The world No.1, though, performed admirably given the unfortunate circumstances to remain firmly in contention in a tournament he could, and really should, have won at Royal Lytham and St Annes in 2012.

Scott coolly compiled a one-over-par 73 that contained four bogeys and three birdies to finish on a three-under-par total of 141 at the halfway stage. Closing with a brace of birdies - the former Masters winner trundled in a 25 footer at the 17th and then two-putted from 80 feet at the 18th - underlined his undoubted class.

Given that he has not, unlike Rory McIlroy, Jim Furyk, Francesco Molinari, Sergio Garcia and many more, had the chance to play Royal Liverpool in benign weather, his performance bodes well for the remainder of the tournament.

Certainly, the player who bogeyed the final four holes of this major championship to gift victory to an unsuspecting Ernie Els two years ago was highly satisfied with how he has opened his account and is quietly confident going into the weekend.

The high winds and heavy rain the Met Office has forecast for the Wirral peninsula today certainly do not faze him given all that he has had to endure so far. "If it is tough, as I am told it is going to be, then I am certainly up for that challenge," he said. "The last 36 holes of a major are always going to be a grind anyway. I feel like I am swinging the club really well. I played really well, but didn't take advantage of my good shots. So the tougher it gets the more that favours me. If, that is, I can keep swinging well.

"Today was much tougher. There was a slight direction change in the wind and it was gusting. All of a sudden there were holes where I was hitting a 6-iron from 149 yards. That is when you know it is pretty windy. You have to be very careful with what kind of shot you pick. Shot selection is huge. You can afford to make a slight error in judgment but not a big one."

Scott continues to wield a long putter on the greens despite the R&A and USGA having jointly agreed that "anchoring" - the practice of bracing the grip end of the club on the body during a stroke - should be banned to ban from January 1, 2016.

It was suggested during the BBC commentary in the second round that the 34-year-old may have been struggling on the finely manicured swards in the wind due to his contentious choice of implement.

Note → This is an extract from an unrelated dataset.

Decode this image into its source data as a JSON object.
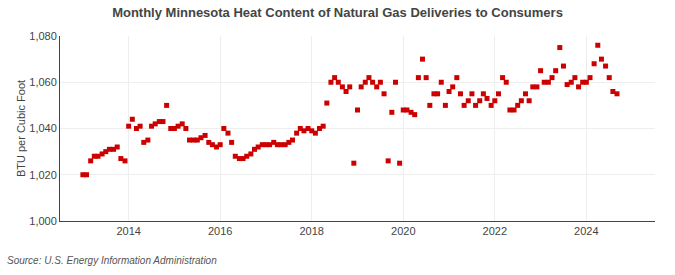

The Adelaide man, who was third in the Open at Muirfield last year and eighth when this tournament was last held at Hoylake eight years ago, dismissed that argument. "Everything is hard out there," he said. "Every shot is so crucial and it can get away from you. Even putts. The wind is affecting the break of a putt. If you misjudge that you can three putt from nowhere.

"The pace of the greens was tricky because uphill into the wind they are the slowest we will ever putt on. Downwind you have to adjust. It was really, really important to finish with a couple of birdies. It put me in good shape for the weekend."

Scott may be the player at the top of the world rankings at the moment but his playing partner Justin Rose is, without question, the form golfer. The Englishman, who received by far the majority of the support from the galleries as they made their way around, has won on his last two outings, the Quicken Loans National and the Scottish Open.

The former US Open champion chipped in for birdie and eagle on both the ninth and 10th holes en route to recording a two-under-par 70 that put him on two under overall and well placed. "I felt the chip-ins really got my championship going," said Rose. "I also holed a 15-foot par putt on the eighth.

"If I do go on to win, I would look back upon that stretch as turning point. It gave me an opportunity going into the weekend."